During one final trip made to Rota in 1995 as part of a recovery team meeting, I made a vertical ascent up the steepest slopes leading to the island's central plateau in order to discover whether unknown white-eyes were inhabiting  the nearly pristine forests that cloaked the area.  In a day-long climb, I encountered no birds until I reached the plateau's summit.  Here I found a flock that fed at length from a grove of introduced bamboo- an observation that further illustrated the weakness of the habitat limitation argument.  I made one final try at finding birds on my way down, although as the evening light faded I found myself stranded on a ledge from which I could escape only by sliding down a cliff on a fig vine- a nonfun, heart-pounding experience during which the coral rocks tore the rear off  my pants.  As I trudged the last miles back to my hotel room, I was glad it was dark.  That was my last field day on Rota.

That brings us to the present, where even after all these years I feel disappointment about the way the white-eye saga has unfolded.  The species still persists, suggesting that its decline has not accelerated as I feared it might.  However, the rate of decline is unclear from published reports, which have not been updated in over ten years.  Furthermore, captive breeding efforts have since the 1990s produced few positive results and are now largely abandoned.  In fact, aside from a 2006 federal designation of critical habitat, little appears to be happening on the white-eye front.  Complacency, I fear, has settled in. 

Several considerations come to mind concerning all this: science is difficult; conservation  is harder.  It is easier to define a problem as too difficult than to do anything about it, which appears to be what's happened in the case of the Rota White-eye.  However, one must carefully pick the causes one wishes to take up; there isn't enough life energy and life isn't long enough to conclude many successfully.  I've now spent ten years on a project that I've decided is the one where I can have a significant impact (read about this here).  It will likely take me through to the end of my career.  I hope for this little bird's sake that someone choses it as their cause.

Robert J. Craig

Friday, January 6, 2012

BEHIND THE SCENES AT THE FOREST BIRD SURVEY OF SOUTHERN NEW ENGLAND



This image from Google Earth portrays the vast and still heavily forested landscape of southern New England.





When The Atlas of Breeding Birds of Connecticut was published in 1994, the notion of conducting a fully quantitative survey of Connecticut’s birds was dismissed as a practical impossibility. Indeed, conducting sophisticated scientific research is difficult even in the laboratory. When field work is involved, it can become truly daunting.

Despite the inherent difficulties, The Forest Bird Survey of Southern New England carried out a quantitative survey of both Connecticut and Rhode Island. In addition to the drudgery of compiling and proofreading titanic stacks of data, there were new branches of mathematics to learn and new statistical techniques to master.  Gathering field data was the most difficult task, however. It was quite something other than simply taking a walk in the woods. It instead involved walking a thousand miles and repeating the same sampling protocol 8880 times over eight years, winter and summer.

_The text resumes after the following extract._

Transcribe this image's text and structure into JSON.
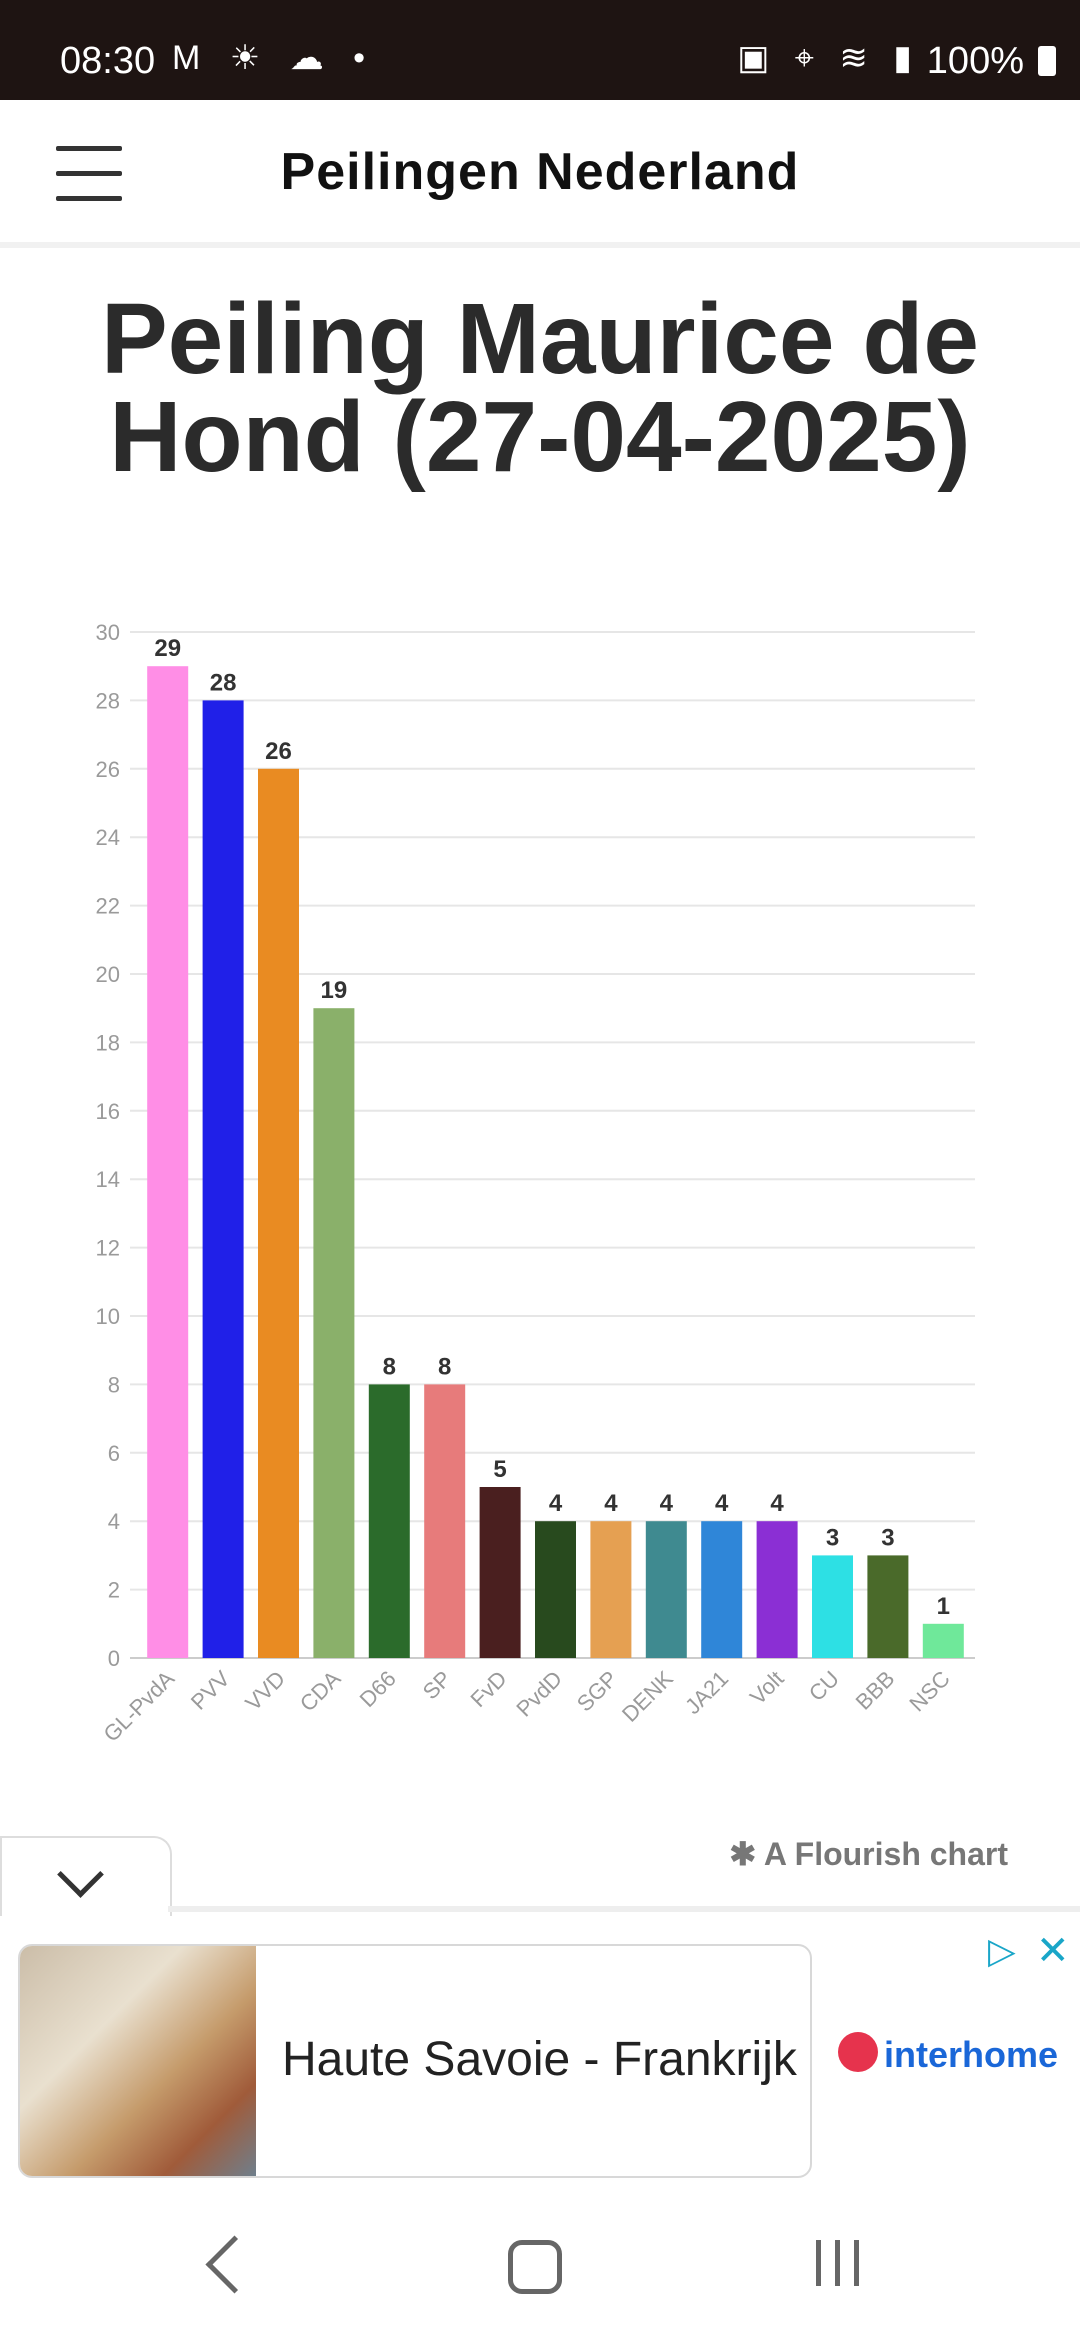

Winter proved to be the most challenging season for collecting data. Conditions could become dangerous, such as when temperatures dropped well below zero, when icy rivers needed to be forded, and when walking across thin ice on beaver ponds ended in breakthroughs. Situations such as these led to hypothermia and frostbite. There were as well times when sampling schedules precluded taking time off to heal from injuries or to recuperate from illnesses.

When analyses are complete, the survey will provide the first ever systematic, fully quantitative and statistically defensible view of the distribution, populations and habitat use of the forest birds in Connecticut and Rhode Island. However, the scale of the investigation is so massive that even after two full years of data analysis, most data are yet to be examined thoroughly.